So far no serious consequences: How safe are the turbo vaccines?


Pharmaceutical companies are bringing corona vaccines onto the market at record speed. Many people are skeptical about whether they should be vaccinated with it. Experts assure: “There is a difference between fast and too fast.” So far, everything points to harmless substances.
The British health authorities have granted emergency approval for the corona vaccine from the Mainz-based pharmaceutical company Biontech and its US partner Pfizer. According to the government in London, the vaccine will be available as early as next week.

In other countries too, vaccination campaigns could start in December and herald the end of the pandemic. Many people are still skeptical: How safe are the vaccines developed at record speed?

Side effects usually occur early

Statistics show that almost all vaccination side effects occur in the first six weeks. The participants in the large-scale studies for the vaccines from Biontech / Pfizer and the US company Moderna were observed for at least two months after administration of the second dose – as required by the US FDA for emergency approval.

“There’s a difference between fast and too fast,” says Saad Omer, director of the Institute for Global Health at the US elite Yale University. An observation period of two months actually covers the “overwhelming majority” of undesirable side effects, he says.

Typically, the FDA requires six months of observation. If the first eight weeks after vaccination go well, it is very unlikely that you will experience any side effects in the next four months.

So far no serious unintended consequences

Biontech / Pfizer and Moderna assure that none of the test persons experienced serious side effects in the two months after the second injection – that is, life-threatening consequences that make hospital treatment necessary or permanent impairments. This category includes allergic shocks or neurological problems and, in the worst case, death.

According to the company, a small proportion of the test subjects suffered from side effects such as fatigue, headache and joint pain and a reddened and painful injection site, especially after the second dose. The approval authorities evaluate far more and more detailed data than the companies announced in their press releases.
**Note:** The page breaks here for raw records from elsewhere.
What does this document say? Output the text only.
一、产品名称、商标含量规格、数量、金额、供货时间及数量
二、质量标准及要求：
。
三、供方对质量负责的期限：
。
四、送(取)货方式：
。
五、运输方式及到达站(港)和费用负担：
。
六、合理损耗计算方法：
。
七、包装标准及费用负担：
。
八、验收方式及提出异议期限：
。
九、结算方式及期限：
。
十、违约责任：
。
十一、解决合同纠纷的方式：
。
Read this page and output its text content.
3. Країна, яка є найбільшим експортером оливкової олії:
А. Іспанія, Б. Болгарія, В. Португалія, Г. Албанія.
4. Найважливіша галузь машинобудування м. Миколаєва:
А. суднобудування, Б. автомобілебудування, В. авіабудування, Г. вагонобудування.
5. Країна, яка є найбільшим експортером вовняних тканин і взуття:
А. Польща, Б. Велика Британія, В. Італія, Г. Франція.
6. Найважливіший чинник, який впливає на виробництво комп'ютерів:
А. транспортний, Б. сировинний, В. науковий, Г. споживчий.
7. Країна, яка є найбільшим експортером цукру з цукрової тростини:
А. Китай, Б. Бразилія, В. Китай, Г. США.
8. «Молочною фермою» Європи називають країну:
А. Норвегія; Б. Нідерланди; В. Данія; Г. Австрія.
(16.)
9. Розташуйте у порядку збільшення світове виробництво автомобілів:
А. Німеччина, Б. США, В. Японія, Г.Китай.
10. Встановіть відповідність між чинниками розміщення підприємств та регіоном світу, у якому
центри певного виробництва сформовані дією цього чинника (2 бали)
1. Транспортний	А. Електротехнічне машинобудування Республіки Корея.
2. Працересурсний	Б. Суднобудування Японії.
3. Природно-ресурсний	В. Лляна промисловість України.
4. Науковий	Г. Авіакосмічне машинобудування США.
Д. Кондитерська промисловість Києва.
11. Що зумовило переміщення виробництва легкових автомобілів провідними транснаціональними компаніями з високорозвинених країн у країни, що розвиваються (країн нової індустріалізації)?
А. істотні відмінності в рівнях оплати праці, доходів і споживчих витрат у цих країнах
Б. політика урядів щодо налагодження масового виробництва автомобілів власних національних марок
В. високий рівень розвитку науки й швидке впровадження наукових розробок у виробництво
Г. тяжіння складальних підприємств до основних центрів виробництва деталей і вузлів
Large number of test subjects

To underline the seriousness of the current studies, reference is made to their large scope: there are 44,000 volunteers at Biontech / Pfizer and 30,000 at Moderna. The health data of tens of thousands of test subjects are therefore available to the regulatory authorities. In the past ten years, vaccine studies have included an average of only 6,700 test subjects.

Further monitoring of the vaccine effect

The effect of the vaccines will continue to be monitored after approval. In the USA and Europe there are well-established systems for statistically recording a possible increase in health complaints of the vaccinated and to put cause and effect in context. In the case of flu vaccines, for example, the CDC has found a possible minimal increase in cases of Guillain-Barré syndrome, a curable neurological disease with symptoms of paralysis.

Post-approval surveillance resulted in the first rotavirus vaccine used in the United States being withdrawn nine months after approval in 1999. Two weeks after vaccination, a few young children suffered from bowel obstruction. Most of the side effects observed with widespread use did not lead to a vaccine being withdrawn from the market, says infectiologist Omer. The application is only restricted to certain groups.

If something goes wrong, the EU pays

Despite all the positive signals, the vaccine manufacturers protect themselves against possible risks. As the “Handelsblatt” reported, the contracts with the pharmaceutical companies contain clauses that compensate the manufacturers for liabilities under “certain and strict conditions”, as the EU Commission expresses it – for example, if a company is liable for damages due to unforeseen side effects . According to the Commission, this is the financial risk that the EU member states are willing to take on for a rapid vaccine.